What does the graph look like if you use geom_point() instead of geom_col(). Think for a minute before you do this.
p <- ggplot(rel_by_region, aes(x = bigregion, y = pct))
p + geom_point(aes(color = religion),size=4) +
labs(x = "Region",y = "Percent", fill = "Religion") +
theme(legend.position = "top")
Note that since the default plot character is a solid dot, you must use color instead of fill to get the color to show. There is some overplotting. Would jitter help? Would a smaller or larger dot be preferred? Experiment!
p <- ggplot(rel_by_region, aes(x = bigregion, y = pct))
p + geom_jitter(aes(color = religion),size=4) +
labs(x = "Region",y = "Percent", fill = "Religion") +
theme(legend.position = "top")
Repeat the graphics above reversing the roles of region and religion. Produce the dodge2 geom_col() and the corresponding geom_point.
p <- ggplot(region_by_rel, aes(x = religion, y = pct, fill = bigregion))
p + geom_col(position = "dodge2") +
labs(x = "Religion",y = "Percent", fill = "Region") +
theme(legend.position = "top")
p <- ggplot(region_by_rel, aes(x = religion, y = pct))
p + geom_jitter(aes(color = bigregion),size=4) +
labs(x = "Religion",y = "Percent", fill = "Region") +
theme(legend.position = "top")
p <- ggplot(rel_by_region, aes(x = religion, y = pct, fill = religion))
p + geom_col(position = "dodge2") +
labs(x = NULL, y = "Percent", fill = "Religion") +
guides(fill = FALSE) +
coord_flip() +
facet_grid(~ bigregion)
Is there any difference if we use facet_wrap() with nrow=1 instead of facet_grid()?
Repeat this with the roles of religion and region reversed.
p <- ggplot(region_by_rel, aes(x = bigregion, y = pct, fill = bigregion))
p + geom_col(position = "dodge2") +
labs(x = NULL, y = "Percent", fill = "bigregion") +
guides(fill = FALSE) +
coord_flip() +
facet_grid(~ religion)
We started by examining visualizations which emphasized symmetry between religion and region. Could thsi be done by with facet_grid(), putting a simple block to represent the count in each cell of the grid. In effect, this would use the grid to make the scatterplot. Try it.
rr = gss_sm %>%
select(religion,bigregion) %>%
group_by(religion, bigregion) %>%
summarize(count = n()) %>%
ungroup() %>%
mutate(relreg = " ")
ggplot(data = rr,aes(x=relreg,y=count)) + geom_col() +
facet_grid(religion~bigregion) +
labs(x="")
For comparison, here is the simple table.

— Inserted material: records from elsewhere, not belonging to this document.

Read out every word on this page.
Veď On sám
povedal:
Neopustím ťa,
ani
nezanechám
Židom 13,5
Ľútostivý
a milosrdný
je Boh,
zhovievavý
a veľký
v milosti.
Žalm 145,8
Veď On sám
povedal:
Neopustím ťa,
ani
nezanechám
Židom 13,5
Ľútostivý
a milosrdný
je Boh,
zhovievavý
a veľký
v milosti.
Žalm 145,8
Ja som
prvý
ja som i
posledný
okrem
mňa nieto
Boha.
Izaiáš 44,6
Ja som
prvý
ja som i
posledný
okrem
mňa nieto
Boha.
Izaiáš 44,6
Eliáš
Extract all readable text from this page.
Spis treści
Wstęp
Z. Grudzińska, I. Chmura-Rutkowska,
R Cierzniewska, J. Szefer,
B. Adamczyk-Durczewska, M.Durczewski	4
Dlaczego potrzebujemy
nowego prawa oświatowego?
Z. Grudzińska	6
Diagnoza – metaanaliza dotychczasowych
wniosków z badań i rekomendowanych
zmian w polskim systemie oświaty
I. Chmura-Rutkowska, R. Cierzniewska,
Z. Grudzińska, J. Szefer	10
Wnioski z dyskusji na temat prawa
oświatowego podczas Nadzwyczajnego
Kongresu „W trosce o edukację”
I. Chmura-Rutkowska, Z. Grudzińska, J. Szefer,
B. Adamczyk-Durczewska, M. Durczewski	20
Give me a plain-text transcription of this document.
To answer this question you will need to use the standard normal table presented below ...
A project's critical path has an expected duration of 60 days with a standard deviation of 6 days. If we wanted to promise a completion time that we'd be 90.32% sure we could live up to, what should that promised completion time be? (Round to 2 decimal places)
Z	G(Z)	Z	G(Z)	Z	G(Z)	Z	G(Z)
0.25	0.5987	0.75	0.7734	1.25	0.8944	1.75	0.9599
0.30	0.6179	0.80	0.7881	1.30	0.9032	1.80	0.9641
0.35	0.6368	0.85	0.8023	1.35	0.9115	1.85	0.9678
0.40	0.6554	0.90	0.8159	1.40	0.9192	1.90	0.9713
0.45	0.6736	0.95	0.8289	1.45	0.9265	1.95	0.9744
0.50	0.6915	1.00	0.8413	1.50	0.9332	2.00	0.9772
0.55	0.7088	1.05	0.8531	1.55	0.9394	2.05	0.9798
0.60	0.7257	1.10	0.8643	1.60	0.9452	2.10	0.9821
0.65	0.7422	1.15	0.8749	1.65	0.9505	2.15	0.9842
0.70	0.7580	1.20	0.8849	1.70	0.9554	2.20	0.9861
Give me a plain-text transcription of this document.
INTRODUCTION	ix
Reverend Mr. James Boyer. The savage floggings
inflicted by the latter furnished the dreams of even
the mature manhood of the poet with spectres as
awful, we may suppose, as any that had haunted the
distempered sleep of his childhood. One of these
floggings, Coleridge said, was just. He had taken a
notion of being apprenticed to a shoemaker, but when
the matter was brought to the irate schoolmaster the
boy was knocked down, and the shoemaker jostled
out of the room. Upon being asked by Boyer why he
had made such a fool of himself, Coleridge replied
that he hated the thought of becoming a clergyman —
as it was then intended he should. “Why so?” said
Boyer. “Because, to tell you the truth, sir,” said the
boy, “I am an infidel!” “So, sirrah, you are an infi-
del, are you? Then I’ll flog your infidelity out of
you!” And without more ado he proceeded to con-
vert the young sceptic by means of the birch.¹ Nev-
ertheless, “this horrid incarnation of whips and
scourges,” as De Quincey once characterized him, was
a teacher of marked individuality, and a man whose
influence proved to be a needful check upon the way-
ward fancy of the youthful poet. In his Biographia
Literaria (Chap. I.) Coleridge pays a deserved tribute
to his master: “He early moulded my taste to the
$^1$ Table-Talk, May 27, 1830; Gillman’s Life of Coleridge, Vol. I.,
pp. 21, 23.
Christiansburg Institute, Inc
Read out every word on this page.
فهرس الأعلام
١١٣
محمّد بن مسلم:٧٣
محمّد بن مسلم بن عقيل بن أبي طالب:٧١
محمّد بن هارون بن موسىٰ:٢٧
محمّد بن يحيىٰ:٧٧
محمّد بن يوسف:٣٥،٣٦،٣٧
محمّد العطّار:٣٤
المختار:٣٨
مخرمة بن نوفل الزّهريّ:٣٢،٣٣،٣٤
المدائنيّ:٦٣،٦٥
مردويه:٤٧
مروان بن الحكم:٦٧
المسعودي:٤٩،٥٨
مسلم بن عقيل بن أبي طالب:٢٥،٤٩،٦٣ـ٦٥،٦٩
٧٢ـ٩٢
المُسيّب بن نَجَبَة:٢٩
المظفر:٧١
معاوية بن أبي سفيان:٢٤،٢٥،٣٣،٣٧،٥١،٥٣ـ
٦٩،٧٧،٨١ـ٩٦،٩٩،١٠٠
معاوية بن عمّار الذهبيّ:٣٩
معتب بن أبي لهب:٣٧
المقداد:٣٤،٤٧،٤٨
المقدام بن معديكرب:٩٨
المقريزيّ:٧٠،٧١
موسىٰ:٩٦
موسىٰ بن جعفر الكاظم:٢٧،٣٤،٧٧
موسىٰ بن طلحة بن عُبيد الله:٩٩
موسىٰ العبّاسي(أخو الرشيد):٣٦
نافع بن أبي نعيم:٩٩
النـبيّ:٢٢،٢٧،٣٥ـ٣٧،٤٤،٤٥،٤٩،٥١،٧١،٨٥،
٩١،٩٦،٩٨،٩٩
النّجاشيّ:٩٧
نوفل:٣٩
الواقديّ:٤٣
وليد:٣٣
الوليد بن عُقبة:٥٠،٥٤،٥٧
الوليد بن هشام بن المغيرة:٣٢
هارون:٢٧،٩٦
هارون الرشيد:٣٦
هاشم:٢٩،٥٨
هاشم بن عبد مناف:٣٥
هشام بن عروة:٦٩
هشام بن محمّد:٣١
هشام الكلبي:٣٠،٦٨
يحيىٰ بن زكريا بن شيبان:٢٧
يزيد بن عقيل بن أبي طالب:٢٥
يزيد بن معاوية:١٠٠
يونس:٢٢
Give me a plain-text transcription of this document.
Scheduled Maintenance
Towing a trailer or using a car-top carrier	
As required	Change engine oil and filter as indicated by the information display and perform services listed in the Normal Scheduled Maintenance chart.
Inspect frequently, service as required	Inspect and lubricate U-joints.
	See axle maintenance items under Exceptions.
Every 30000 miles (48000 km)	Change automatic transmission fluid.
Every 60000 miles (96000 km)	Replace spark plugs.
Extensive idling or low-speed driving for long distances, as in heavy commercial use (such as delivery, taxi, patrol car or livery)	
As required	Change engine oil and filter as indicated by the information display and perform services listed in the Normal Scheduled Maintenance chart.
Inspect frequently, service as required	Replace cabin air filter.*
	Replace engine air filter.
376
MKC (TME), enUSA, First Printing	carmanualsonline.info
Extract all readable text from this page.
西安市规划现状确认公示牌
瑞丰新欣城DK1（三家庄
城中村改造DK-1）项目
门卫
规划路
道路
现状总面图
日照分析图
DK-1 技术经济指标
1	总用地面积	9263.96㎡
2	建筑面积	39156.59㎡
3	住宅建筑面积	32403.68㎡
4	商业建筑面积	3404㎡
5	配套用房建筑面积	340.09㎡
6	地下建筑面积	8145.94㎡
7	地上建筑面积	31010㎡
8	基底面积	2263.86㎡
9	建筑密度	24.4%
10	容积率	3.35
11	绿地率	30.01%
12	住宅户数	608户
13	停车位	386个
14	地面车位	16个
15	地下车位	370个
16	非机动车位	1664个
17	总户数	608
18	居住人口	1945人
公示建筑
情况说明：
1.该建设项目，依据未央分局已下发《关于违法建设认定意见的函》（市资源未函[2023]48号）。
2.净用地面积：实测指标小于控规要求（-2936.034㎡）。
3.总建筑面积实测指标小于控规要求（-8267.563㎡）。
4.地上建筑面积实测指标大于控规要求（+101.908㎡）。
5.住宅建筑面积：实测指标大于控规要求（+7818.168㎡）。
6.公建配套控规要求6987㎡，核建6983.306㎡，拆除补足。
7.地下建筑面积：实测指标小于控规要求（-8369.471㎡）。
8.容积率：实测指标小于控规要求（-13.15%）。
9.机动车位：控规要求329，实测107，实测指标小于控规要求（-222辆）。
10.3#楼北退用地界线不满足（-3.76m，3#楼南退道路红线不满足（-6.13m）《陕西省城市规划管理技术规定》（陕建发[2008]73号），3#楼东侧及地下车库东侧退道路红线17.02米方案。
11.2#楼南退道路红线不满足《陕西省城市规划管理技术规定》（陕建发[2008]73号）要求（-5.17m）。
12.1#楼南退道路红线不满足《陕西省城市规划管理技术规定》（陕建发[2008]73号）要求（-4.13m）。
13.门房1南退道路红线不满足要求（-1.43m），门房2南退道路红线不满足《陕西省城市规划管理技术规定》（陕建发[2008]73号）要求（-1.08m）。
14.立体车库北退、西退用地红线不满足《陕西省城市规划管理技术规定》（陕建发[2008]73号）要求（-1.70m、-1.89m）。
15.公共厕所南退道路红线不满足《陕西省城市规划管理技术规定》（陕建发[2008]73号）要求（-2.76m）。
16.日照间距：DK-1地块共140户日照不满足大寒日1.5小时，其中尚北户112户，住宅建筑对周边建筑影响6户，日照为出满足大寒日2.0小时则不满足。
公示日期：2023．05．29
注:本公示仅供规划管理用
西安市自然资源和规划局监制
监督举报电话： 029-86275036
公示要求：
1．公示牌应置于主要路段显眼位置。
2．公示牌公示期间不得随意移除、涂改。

t = table(gss_sm$religion,gss_sm$bigregion, useNA="ifany")
t
##
## Northeast Midwest South West
## Protestant 158 325 650 238
## Catholic 162 172 160 155
## Jewish 27 3 11 10
## None 112 157 170 180
## Other 28 33 50 48
## <NA> 1 5 11 1
Another method of visualizing relationships among categorical variables is the mosaic plot. Base R has a command to produce these.
t = table(gss_sm$religion,gss_sm$bigregion, useNA="ifany")
mosaicplot(t)